The Houston Community College (HCC) commercial truck driving program received a Regional Jobs and Education for Texans (JET) grant from the Texas Workforce Commission (TWC) in the amount of $332,000.

The grant has allowed HCC to add two tractor-trailers to its fleet that are equipped with newer technologies like adaptive cruise control, auto braking, lane departure sensors and disc brakes, the college said.
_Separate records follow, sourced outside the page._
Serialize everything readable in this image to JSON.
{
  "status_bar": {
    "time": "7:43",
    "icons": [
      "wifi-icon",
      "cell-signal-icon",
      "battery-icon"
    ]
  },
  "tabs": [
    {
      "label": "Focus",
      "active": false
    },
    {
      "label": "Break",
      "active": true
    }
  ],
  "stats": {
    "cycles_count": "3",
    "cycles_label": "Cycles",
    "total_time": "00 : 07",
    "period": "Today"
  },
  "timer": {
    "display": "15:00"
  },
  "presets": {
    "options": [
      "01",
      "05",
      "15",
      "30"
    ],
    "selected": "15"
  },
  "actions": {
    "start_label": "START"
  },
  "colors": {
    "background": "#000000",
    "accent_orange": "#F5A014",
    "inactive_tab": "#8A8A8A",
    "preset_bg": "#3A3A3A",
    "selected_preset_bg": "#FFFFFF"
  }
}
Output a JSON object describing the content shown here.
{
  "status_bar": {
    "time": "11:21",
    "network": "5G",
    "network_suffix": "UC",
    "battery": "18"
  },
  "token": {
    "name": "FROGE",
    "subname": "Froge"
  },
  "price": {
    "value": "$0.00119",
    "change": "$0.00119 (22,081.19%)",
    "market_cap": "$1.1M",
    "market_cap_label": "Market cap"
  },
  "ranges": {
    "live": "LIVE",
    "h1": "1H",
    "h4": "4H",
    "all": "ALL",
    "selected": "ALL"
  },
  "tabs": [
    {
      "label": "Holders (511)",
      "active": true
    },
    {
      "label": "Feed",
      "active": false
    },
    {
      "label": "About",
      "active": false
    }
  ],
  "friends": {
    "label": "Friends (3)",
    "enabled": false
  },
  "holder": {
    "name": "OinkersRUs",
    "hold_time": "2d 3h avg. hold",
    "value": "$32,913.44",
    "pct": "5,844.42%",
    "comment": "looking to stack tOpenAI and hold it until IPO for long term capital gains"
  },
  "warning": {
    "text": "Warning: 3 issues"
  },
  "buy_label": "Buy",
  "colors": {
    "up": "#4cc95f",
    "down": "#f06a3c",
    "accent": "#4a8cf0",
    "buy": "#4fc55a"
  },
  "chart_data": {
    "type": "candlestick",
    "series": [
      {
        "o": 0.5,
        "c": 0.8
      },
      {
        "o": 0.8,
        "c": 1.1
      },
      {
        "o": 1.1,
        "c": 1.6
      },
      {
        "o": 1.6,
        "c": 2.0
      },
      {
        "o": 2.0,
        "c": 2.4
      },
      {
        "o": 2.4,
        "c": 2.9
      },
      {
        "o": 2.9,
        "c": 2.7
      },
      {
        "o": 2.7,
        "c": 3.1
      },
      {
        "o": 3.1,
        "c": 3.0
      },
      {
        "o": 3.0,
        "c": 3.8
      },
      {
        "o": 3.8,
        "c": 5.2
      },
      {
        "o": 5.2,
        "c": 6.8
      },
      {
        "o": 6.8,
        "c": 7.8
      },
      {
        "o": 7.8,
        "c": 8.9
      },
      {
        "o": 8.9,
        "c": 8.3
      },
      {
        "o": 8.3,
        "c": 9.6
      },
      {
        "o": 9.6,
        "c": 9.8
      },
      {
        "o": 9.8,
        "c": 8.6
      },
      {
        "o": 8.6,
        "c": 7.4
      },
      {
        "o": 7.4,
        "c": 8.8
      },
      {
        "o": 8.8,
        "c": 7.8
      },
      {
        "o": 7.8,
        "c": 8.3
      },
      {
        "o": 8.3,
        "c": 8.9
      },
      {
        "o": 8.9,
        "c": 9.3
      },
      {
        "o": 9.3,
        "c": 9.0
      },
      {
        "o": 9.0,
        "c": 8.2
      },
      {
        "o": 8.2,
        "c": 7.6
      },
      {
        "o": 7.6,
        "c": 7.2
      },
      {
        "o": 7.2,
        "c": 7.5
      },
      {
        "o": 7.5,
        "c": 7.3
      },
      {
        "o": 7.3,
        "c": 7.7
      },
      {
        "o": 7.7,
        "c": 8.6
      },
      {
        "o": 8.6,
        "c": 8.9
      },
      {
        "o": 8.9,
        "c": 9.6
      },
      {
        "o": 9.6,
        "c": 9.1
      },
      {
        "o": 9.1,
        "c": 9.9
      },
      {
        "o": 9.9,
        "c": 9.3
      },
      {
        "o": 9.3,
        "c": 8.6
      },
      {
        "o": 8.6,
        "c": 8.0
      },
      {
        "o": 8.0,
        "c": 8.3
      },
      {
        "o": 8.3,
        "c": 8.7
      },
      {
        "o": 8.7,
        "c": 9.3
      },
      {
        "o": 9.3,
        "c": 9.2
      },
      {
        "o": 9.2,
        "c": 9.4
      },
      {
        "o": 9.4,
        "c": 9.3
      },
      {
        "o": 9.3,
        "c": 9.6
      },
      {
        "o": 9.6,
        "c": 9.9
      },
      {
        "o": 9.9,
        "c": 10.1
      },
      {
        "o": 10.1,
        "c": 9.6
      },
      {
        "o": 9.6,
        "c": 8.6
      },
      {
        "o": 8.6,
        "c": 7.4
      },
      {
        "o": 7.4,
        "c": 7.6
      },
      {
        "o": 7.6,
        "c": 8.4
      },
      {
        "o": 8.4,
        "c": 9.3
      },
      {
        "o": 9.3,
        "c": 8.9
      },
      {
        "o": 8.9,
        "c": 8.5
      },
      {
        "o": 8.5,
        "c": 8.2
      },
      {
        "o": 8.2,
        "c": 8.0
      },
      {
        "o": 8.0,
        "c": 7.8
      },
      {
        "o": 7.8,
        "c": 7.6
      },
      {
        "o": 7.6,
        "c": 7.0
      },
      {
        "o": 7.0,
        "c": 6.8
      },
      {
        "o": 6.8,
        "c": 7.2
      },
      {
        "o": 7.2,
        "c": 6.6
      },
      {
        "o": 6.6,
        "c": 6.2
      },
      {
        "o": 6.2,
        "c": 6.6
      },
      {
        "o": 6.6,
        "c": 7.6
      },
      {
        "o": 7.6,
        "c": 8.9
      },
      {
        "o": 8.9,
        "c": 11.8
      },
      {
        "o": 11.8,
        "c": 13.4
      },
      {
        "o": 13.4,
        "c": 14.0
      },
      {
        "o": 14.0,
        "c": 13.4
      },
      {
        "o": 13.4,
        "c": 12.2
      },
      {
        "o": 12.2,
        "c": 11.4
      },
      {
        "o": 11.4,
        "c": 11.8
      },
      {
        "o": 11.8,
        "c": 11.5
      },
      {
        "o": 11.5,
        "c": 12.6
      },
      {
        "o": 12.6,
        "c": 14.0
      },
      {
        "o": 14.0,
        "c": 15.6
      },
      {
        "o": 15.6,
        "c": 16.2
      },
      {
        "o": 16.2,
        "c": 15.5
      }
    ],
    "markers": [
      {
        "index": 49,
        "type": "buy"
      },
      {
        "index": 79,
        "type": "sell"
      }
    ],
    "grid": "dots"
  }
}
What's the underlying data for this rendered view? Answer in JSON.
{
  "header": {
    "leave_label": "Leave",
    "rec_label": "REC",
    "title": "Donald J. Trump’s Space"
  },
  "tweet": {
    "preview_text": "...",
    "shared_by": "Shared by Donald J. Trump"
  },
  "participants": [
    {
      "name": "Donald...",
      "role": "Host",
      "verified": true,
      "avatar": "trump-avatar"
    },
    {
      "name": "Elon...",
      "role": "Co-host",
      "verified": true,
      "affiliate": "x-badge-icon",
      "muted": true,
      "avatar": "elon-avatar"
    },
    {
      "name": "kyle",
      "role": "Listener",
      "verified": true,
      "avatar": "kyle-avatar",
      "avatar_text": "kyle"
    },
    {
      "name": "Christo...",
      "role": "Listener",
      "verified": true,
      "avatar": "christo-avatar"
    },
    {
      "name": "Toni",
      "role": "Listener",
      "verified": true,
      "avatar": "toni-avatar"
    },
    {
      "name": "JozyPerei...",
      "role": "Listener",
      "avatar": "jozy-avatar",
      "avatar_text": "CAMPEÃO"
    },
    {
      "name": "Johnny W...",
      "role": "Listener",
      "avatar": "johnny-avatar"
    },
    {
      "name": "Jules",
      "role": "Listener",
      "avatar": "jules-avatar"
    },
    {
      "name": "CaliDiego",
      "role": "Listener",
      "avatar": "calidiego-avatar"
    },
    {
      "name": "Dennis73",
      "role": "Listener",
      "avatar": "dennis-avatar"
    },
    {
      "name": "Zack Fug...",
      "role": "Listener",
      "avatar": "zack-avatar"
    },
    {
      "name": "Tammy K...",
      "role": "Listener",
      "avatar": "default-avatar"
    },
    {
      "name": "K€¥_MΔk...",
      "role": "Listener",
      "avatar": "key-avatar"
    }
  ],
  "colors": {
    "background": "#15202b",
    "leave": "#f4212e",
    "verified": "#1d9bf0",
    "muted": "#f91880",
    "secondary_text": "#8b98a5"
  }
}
Students will also benefit from the addition of a fourth full-motion simulator that allows students to get familiar with components and the concepts of truck maneuvers such as shifting, backing and turning before they get into the vehicle.

“The new simulator increases our capacity to train 25% more students than we can accommodate, and these improvements will help assure that HCC graduates are among the best in the industry,” said Chancellor Margaret Ford Fisher.

The Texas Workforce Commission JET program provides grants to eligible entities to purchase and install equipment necessary for the development of career and technical educationcourses or programs that lead to a license, certificate, or post-secondary degree in a high-demand occupation.

“The new trucks introduce students to high technology found in industry and the simulator allows students to train in a safe environment with less stress and helps HCC to prepare students for road conditions found in other regions outside of Texas that include heavy snow or mountainous areas,” said Martin Garsee, HCC transportation director.

HCC offers six- and 12-week classes during the day, evenings and weekends.